The World Bank's former chief economist, Nicholas Stern, recently conducted a sweeping analysis of the economic risks of global climate change. His conclusion: Climate change is "the greatest market failure the world has seen" and, if unchecked, it could cause "economic upheaval on the scale of the 1930s Depression" at a greater cost than both world wars combined. British Prime Minister Tony Blair declared Stern's report the most important document ever put before his government.
The Midwest will be examining its own special risks from climate change Thursday at a meeting of Midwest investors and business leaders at the University of Chicago Business School. The gathering is a cogent reminder that climate change is not just a coastal issue, but also a heartland issue, with potentially far-reaching consequences for the regional economy. So serious is the issue that 50 leading U.S. investors, including the Illinois State Board of Investment, have joined the $3.7 trillion Investor Network on Climate Risk to examine the financial implications of climate change and actions to reduce risks.
The Midwest is home to a large concentration of industries particularly vulnerable to climate change: agriculture, automotive, power generation and insurance. Conversely, these industries are well-positioned to develop products and technologies that can minimize the environmental effects of climate change while also improving their bottom line.

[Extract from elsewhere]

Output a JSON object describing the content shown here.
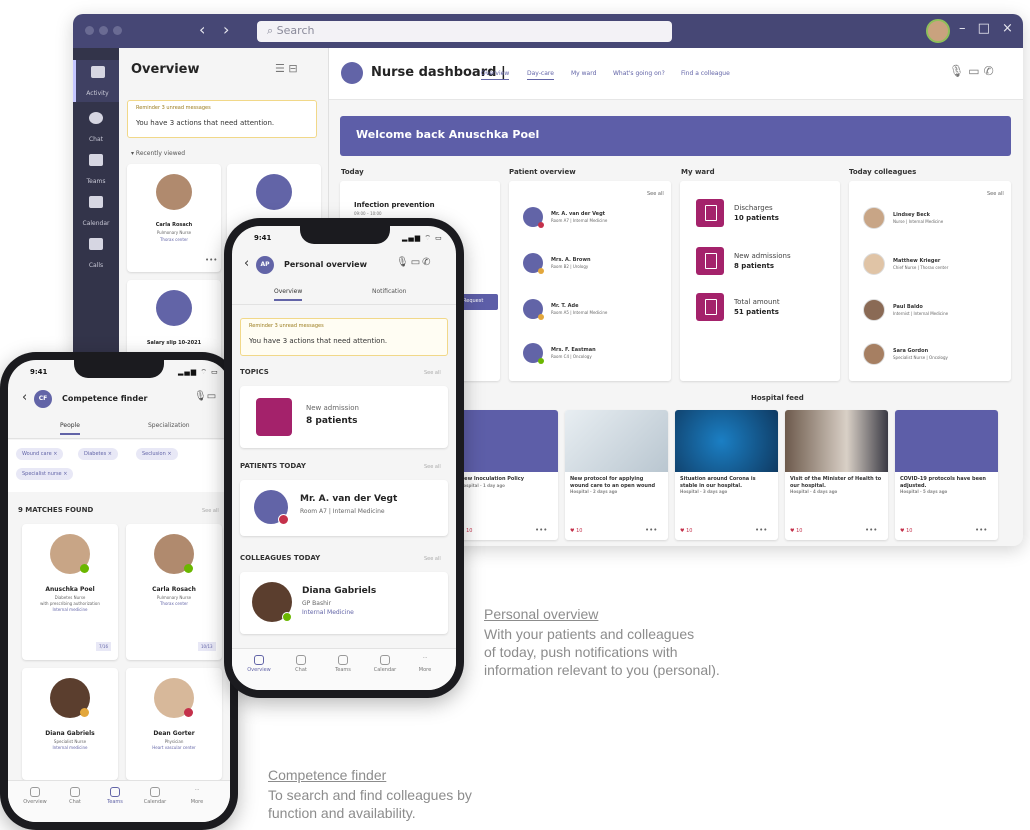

The effects of climate change in the region are already being felt. There is a growing body of evidence that the region's winters are getting shorter, annual average temperatures are getting warmer, and extreme heat and heavy precipitation events, such as damaging hail storms, more common. Studies suggest that unless the pace of change is slowed, annual average temperatures in the region could increase by 5 to 12 degrees Fahrenheit in winter and an astonishing 5 to 20 degrees in summer by century's end.
The effects of climate change on agriculture could be profound. According to a 2005 report by the Union of Concerned Scientists and the Ecological Society of America, severe flooding and extreme weather could significantly reduce crop yields. While no one event can prove climate change, Nebraska and other Midwest states have in recent years suffered through their worst drought since the Dust Bowl. Scientists say these kinds of events could eventually become the norm as global temperatures rise.
One of the financial risks of climate change relates to regulations designed to address global warming. California and seven Northeast states have already mandated reductions in greenhouse gas emissions, and other states and the federal government are likely to follow. The automotive and energy sectors will either have to prepare for regulatory changes or face financial peril. Indeed, carmakers and power providers that look around the curve and begin implementing strategies to reduce emissions and operate with greater energy efficiency will have a significant competitive edge over those that do not. Similarly, those that exploit alternative energies such as bio-based fuels will reap the financial benefits of their foresight -- and, in fact, already are doing so.
For the insurance sector, climate change is a particularly critical issue. That's why the National Association of Insurance Commissioners, the key regulatory body that oversees the insurance industry for the public's protection, has formed a task force on climate change.
Extreme weather related to climate change exposes property insurers to enormous financial risks. One single event, Hurricane Katrina, resulted in a staggering $45 billion of insured losses. The ripple effects of Katrina are still being felt. Many private insurers are no longer willing to take risks in areas prone to extreme weather. In the last year alone, 600,000 homeowner's policies in Florida and Louisiana have been cancelled, forcing under-funded state-run insurance pools to pick up the slack, a burden borne by taxpayers.
How firms manage the risks and opportunities of climate change will affect their future competitiveness and, in some cases, their survival. Good corporate governance demands company directors and CEOs make climate change risk a top priority.
In the insurance sector, for example, some industry leaders are already adapting with financial incentives for commercial building owners that re-build using energy efficient "green" building practices or engineering improvements that reduce storm vulnerability. Other insurers are offering premium discounts for drivers of lower-polluting hybrid vehicles.
Climate change is one of the great challenges of this 21st century. Rising to that challenge is essential if executives and corporate boards -- in this region and beyond -- are to meet their fiduciary duties to the companies they serve and their larger responsibilities to the public at large.
Tim Wagner is director of the Nebraska Department of Insurance and co-chair of the Climate Change Executive Task Force of the National Association of Insurance Commissioners. Mindy Lubber is president of Ceres, a coalition of investors and environmental groups working with companies to address the business challenges posed by climate change.